Why should any private equity owned firm be less ethical than a traditional law firm partnership? Why is any increase in private equity ownership of law practices different to the arrival of alternative business structures or, in recent times, the reduction in numbers in equity partner cohorts?
I remember, from my own experience, how equity partnership groups were focused on profit per equity partner (PEP) and how substantially each of those equity partners, who were a tiny proportion of the firm, would be financially rewarded for their risk and efforts. And, equally, what the firm’s PEP was seen to be to the outside world with a view to mergers or attracting the interest of private equity firms.
A law firm’s real assets, from which its real value is drawn, are its lawyers. Those lawyers are on the roll of solicitors, subject in all that they do professionally (and these days personally) to the Solicitors Regulation Authority Principles. Every person and body regulated by the SRA, including the managers and employees of any licensed body, must act in a way that upholds the rules of law and public trust, with independence, with integrity, with honesty. They must encourage EDI and act in the best interests of each client. In any well-run firm, all the team are constantly reminded of and trained in the widespread regulatory expectations of the SRA. Successful lawyers are a stubborn bunch who hold the principles of their profession dear.
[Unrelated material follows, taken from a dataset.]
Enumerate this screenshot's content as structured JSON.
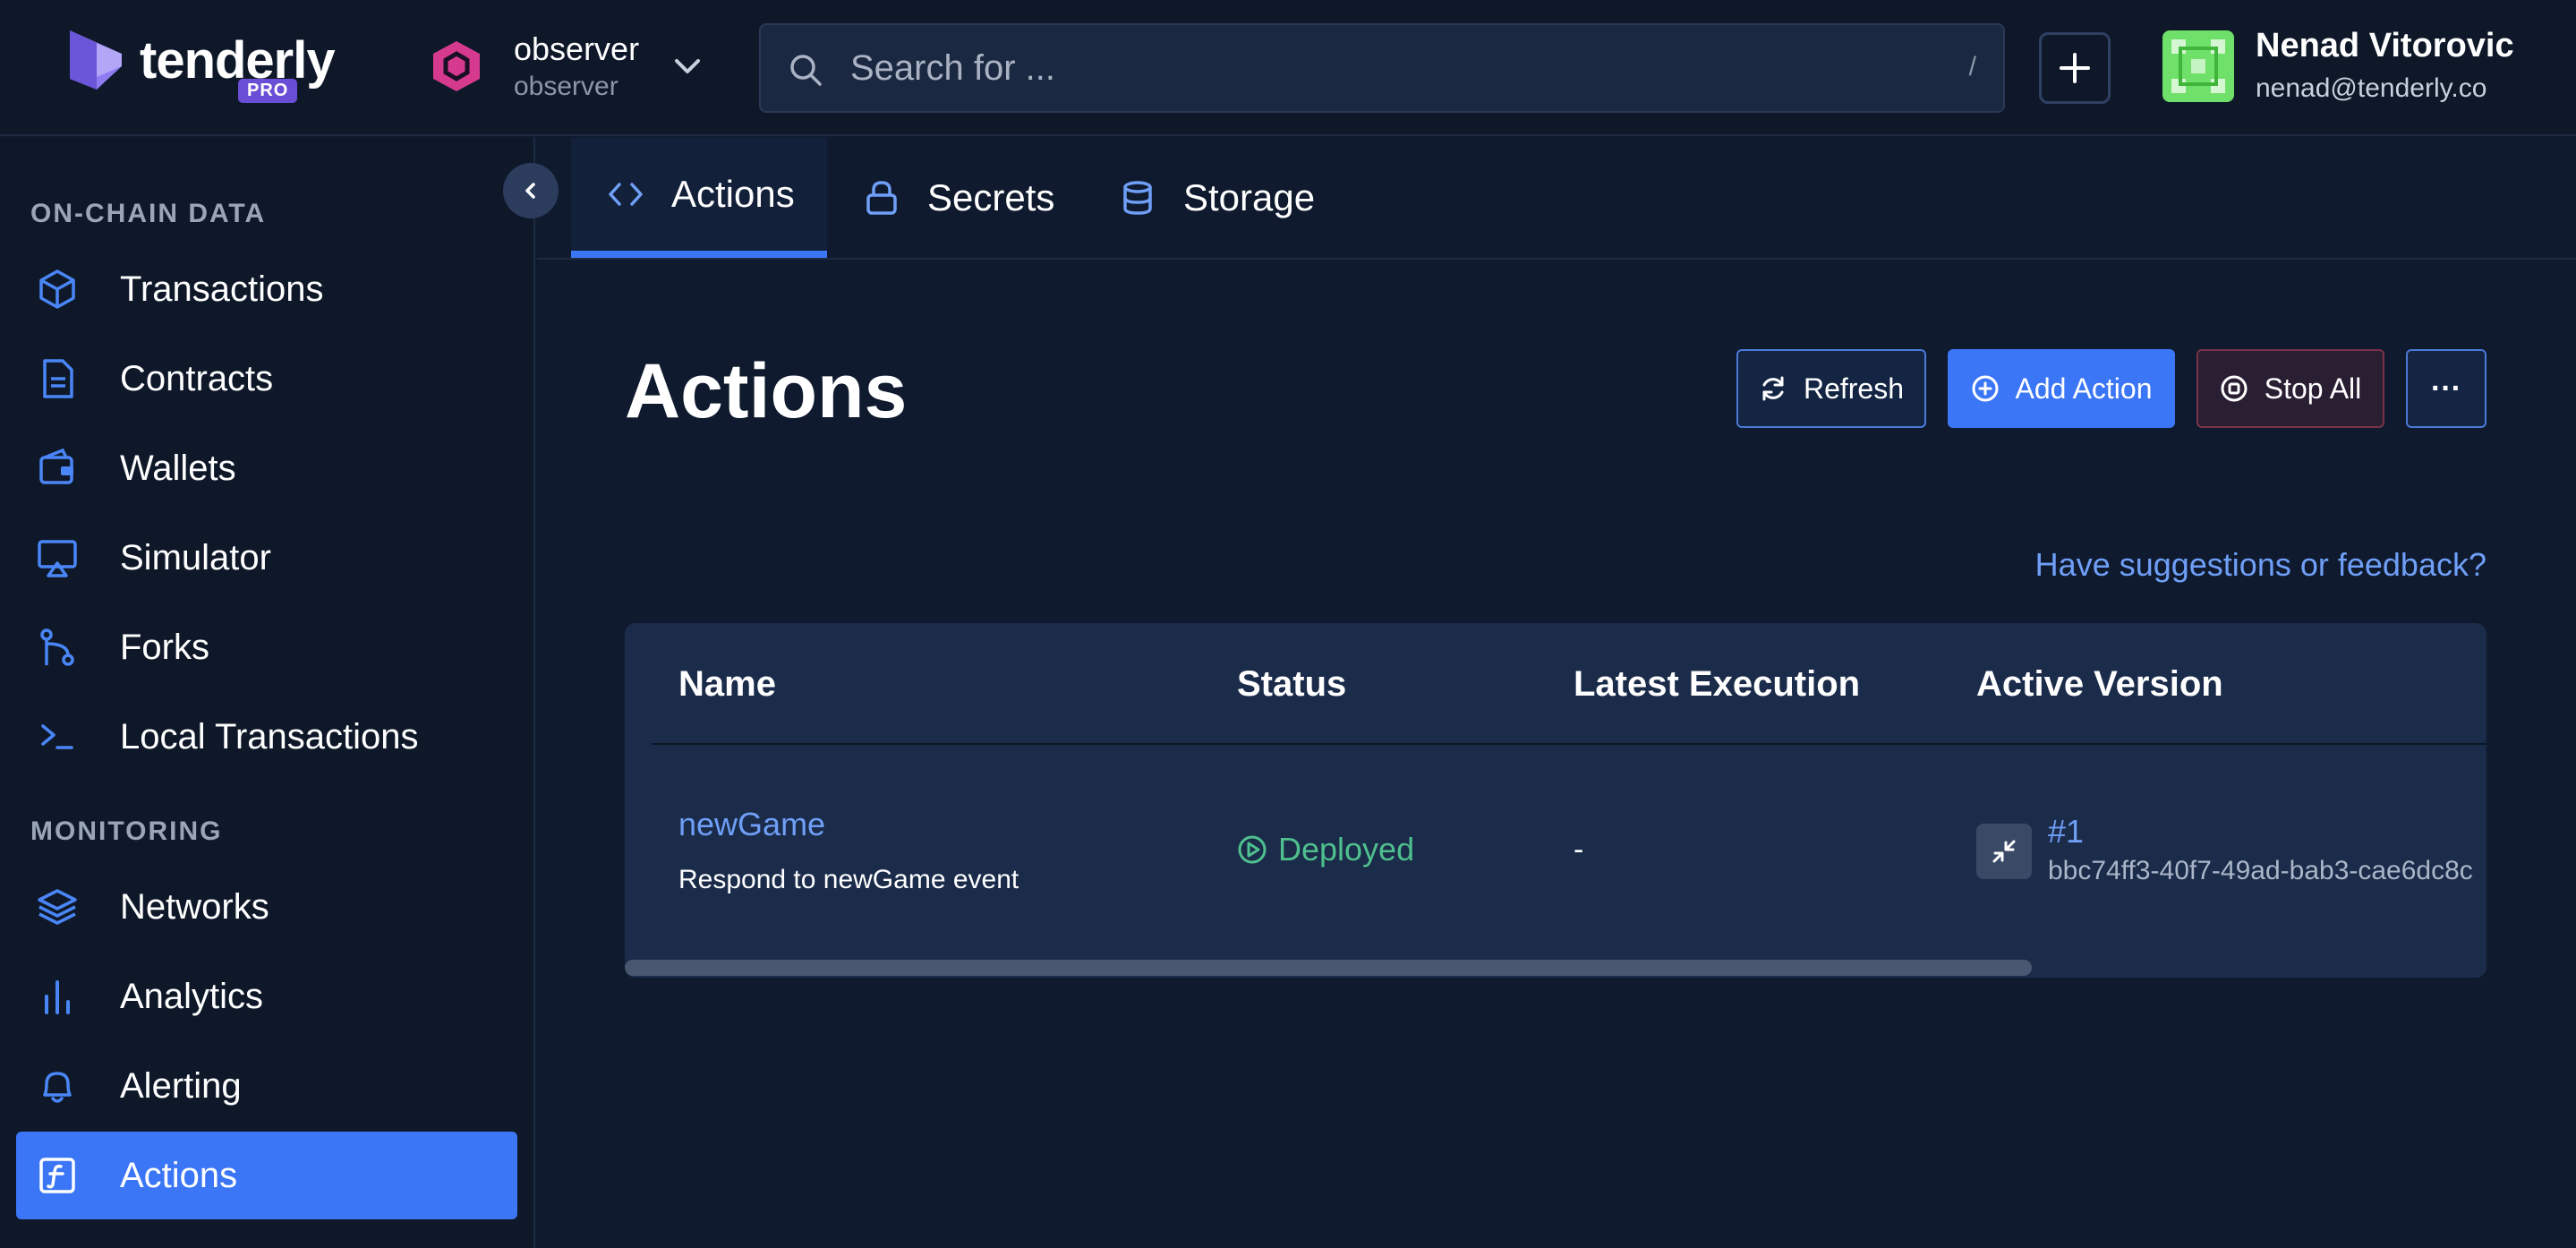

Of course, there is a difference between compliance with rules (i.e. something that is the required thing to do from a regulatory perspective) and acting in accordance with expected professional ethics (i.e. something that is the right thing to do).
Do good lawyers take those two things largely hand in hand? Generally speaking, yes. While the compliance line is fixed, the ethics line can be more flexible - and it’s true that a firm’s ownership or strategic direction, whether driven by private equity or traditional partners, can influence where it chooses to position itself ethically on various client-related issues. But legal ethics don’t simply shift or disappear based on business decisions made at a given moment. Doing what’s right goes beyond what’s merely required.
Can private equity ownership crush professional ethics in a law firm? The answer to that must surely be ‘no’. The management of any private equity owned firm has no interest in doing anything that has any substantial effect on the likely adherence of its lawyers to the professional codes that they eat and breath. Any serious shortcoming leaves their whole career, and the firm, exposed.
The better question perhaps is this: can private equity investors in law firms hold their businesses together under their model and thus secure their returns? With the big prize of equity partnership removed and their star performers and rainmakers working under less risk, but with arguably less incentive to maximise profit, can a private equity owned business keep all its good people and maintain levels of growth and a wider upward trajectory for the firm? Doing so achieves the core aim: making the firm an attractive prospect for purchasers a few years down the line.
The most successful law firms are those that genuinely prioritise their clients’ interests, foster a culture of transparency, invest in future talent, and uphold ethical professionalism. For a private equity-backed firm to thrive, it must preserve these values. Only private equity-backed firms that recognise the link between principled conduct and long-term success will achieve the returns they seek when exiting the business.
Private equity law firms cannot succeed without ongoing established high standards of professional ethics at their core. Private equity firms will see this, they will invest in talent and they will build ethical firewalls and transparent governance structures that have at their core those who oversee ethically sound and regulatory compliant behaviours within the firm. They will invest in compliance, training and technology and they will remove inefficiency and internal red tape and make their firms a better place for a lawyer (senior or junior) to bet their future. That will be the only way for PE-backed law firms to survive and thrive.
However, that will only happen with careful planning in advance of the completion of any transaction. Tensions will follow if the whole issue of compliance and ethics is not tackled head on at the pass. Private equity investors will need to fully understand what I have tried to touch on in this article and how the blood of sound professional ethics (and a strategy that puts it at the firm’s core) runs through all the best lawyers and most successful firms.
At an early stage, the buyers must be shown what professional ethics means in a law firm and how the firm’s management team has trained its people on the firm’s ethical expectations and then applied those expectations to tricky ethical questions as they have arisen. An action can be compliant but unethical or indeed ethical but non-compliant – a discussion that leads to real understanding to any non-lawyer purchaser about the former will not just evaporate tension in negotiations but also set the new business on the path to short term, medium term and exit success.